Translated by Gerhard F. Bente and W. H. T. Dau
Printed in: Gerhard F. Bente et al., ed., Concordia Triglotta
(St. Louis, MO: Concordia, 1921), 1105-49
19] First, that the Holy Scriptures, as also the fathers, when they speak of the majesty which the human nature of Christ has received through the personal union, employ the words, communicatio, communio, participatio, donatio, traditio, subiectio, exaltatio, dari, etc., that is, of the words "communication," "communion," "sharing," "bestowed and given," etc.
20] Dan. 7,13: Behold, one like the Son of Man came with the clouds of heaven, and came to the Ancient of Days, and they brought Him near before Him; and there was given Him dominion, and glory, and a kingdom, that all people, nations, and languages should serve Him. His dominion is an everlasting dominion, which shall not pass away, and His kingdom that which shall not be destroyed.
21] John 13,3: Jesus knowing that the Father had given all things into His hand.
22] Matt. 11,27: All things are delivered unto Me of My Father.
23] Matt. 28:18: All power is given unto Me in heaven and in earth.
24] Phil. 2,9: God hath given Him a name which is above every name, that at the name of Jesus every knee should bow, of things in heaven, and things in earth, and things under the earth.
25] [Phil. 2,9: Wherefore God also hath highly exalted Him.]
26] Eph. 1,22: And hath put all things under His feet [Ps. 8,6]; I Cor. 15,27; Heb. 2,8.
27] EUSEBIUS (Demonstr. Evang., 1. 4, c. 13, p. 169, ed. Paris, 1628): The Word, however, communicates what is of His own to man, but does not receive, in turn, that which is from the mortal; and He imparts the divine power to the mortal, but is not led, in turn, into a participation of the mortal [the Word of the Father has of Himself communicated what was His to the assumed man; for He has communicated the divine power to the assumed mortal nature, but has not, in turn, assumed for Himself anything out of the mortal nature].
28] Again: He there makes this very One (man) worthy of the eternal life which is with Him, and of the communion in Deity and blessedness [that is, the Word has made the assumed man (concrete for the abstract) worthy of communion in the Deity, of eternal life and blessedness].

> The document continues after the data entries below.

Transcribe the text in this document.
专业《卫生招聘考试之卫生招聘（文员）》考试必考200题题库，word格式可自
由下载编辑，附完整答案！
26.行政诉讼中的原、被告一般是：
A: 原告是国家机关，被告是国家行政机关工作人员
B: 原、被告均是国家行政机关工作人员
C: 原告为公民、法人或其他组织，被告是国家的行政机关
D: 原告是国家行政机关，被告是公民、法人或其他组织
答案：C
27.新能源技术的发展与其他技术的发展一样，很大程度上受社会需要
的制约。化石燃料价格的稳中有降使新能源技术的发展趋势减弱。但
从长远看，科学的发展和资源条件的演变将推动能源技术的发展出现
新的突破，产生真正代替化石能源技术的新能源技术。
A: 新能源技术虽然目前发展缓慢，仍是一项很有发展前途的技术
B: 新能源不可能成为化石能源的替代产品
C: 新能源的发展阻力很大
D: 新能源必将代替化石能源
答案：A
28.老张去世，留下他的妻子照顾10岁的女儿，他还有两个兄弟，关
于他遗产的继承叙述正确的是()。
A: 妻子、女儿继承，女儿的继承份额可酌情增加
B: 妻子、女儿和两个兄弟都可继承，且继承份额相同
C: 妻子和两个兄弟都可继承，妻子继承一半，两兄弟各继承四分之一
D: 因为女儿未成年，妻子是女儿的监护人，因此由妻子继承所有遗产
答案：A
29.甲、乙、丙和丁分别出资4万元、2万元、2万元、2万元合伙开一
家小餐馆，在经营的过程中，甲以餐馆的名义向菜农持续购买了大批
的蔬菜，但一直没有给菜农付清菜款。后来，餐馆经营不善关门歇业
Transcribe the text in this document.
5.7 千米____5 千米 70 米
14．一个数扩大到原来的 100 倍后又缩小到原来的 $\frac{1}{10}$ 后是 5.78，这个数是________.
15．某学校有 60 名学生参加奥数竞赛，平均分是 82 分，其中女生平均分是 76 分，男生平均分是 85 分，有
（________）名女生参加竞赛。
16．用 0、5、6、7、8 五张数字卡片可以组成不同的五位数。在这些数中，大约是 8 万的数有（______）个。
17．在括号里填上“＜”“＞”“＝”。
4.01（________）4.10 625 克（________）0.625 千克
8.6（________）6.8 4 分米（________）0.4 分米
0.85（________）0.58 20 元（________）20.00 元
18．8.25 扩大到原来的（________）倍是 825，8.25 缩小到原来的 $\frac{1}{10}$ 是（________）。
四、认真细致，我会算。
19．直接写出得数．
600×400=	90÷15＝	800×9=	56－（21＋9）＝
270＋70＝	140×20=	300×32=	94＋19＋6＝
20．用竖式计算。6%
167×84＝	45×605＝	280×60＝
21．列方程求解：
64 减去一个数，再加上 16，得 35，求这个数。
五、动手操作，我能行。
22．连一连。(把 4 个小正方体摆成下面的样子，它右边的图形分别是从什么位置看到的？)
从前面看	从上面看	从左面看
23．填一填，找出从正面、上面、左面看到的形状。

29] ATHANASIUS, in a letter to Epictetus (tom. 1, op. p. 589, ed. Colon.), quoted also by Epiphanius against the Dimoeritae (Haeres., 77; Contra Dimoeritas, t. 2, op. p. 1005, ed. Colon.): "Not in order to add to divinity did the Word become flesh, but in order that the flesh might rise up; not that the Word might be made better, He came forth from Mary; for rather was there a great addition to the human (body) from the communion and union with it of the Word." [That is: For the Word did not become flesh in order that thereby something might be added to the divinity, nor that the Word should be brought into a better state, but from the communion and union of the Word with the human nature there has rather been added something greater to the human nature.]
30] EPIPHANIUS, in Haeresi, 69, (against the Ariomanites), p. 344 (p. 805, ed. Colon.): "It is manifest that the flesh which was of Mary and came of our race was also transformed into glory (in the transfiguration), having acquired, in addition, the glory of the God-head, heavenly honor and perfection and glory, which the flesh did not have from the beginning, but received there in the union with God the Word."
31] CYRIL, in lib. 5, Dialog. (t. 5, p. 562, ed. Paris, 1638): "How, then, does the flesh of Christ quicken?" And he replies: "According to [On account of] the union with the living Word, which is accustomed to communicate the endowments of His nature to His own body."
32] THEODORET, Eph. 1 (t. 3, p. 297, ed. Paris, 1642): "However, that the nature assumed from us is participant of the same honor with Him who assumed it, so that no difference in worship appears, but the divinity which is not seen is worshiped through the nature which is seen, -- this surpasses every miracle."
33] DAMASCENUS, in Book 3, Of the Orthodox Faith, chaps. 7,15: "And this [the divine nature] [communicates or] imparts of its own excellences to the flesh, itself remaining impassible, and not sharing in the passions [sufferings] of the flesh.
34] Also, chap. 19: The Flesh has communion with the operating divinity of the Word, because the divine operations are executed as through the organ of the body, and because He that works both in a divine and human fashion is one. For it is necessary to know that just as His holy mind performs also His natural operations, etc., it participates in the divinity of the Word, that works and arranges and governs, perceiving and knowing and determining everything [the entire universe], not as the mere mind of man, but as being made one in person with God, and as being constituted the mind of God.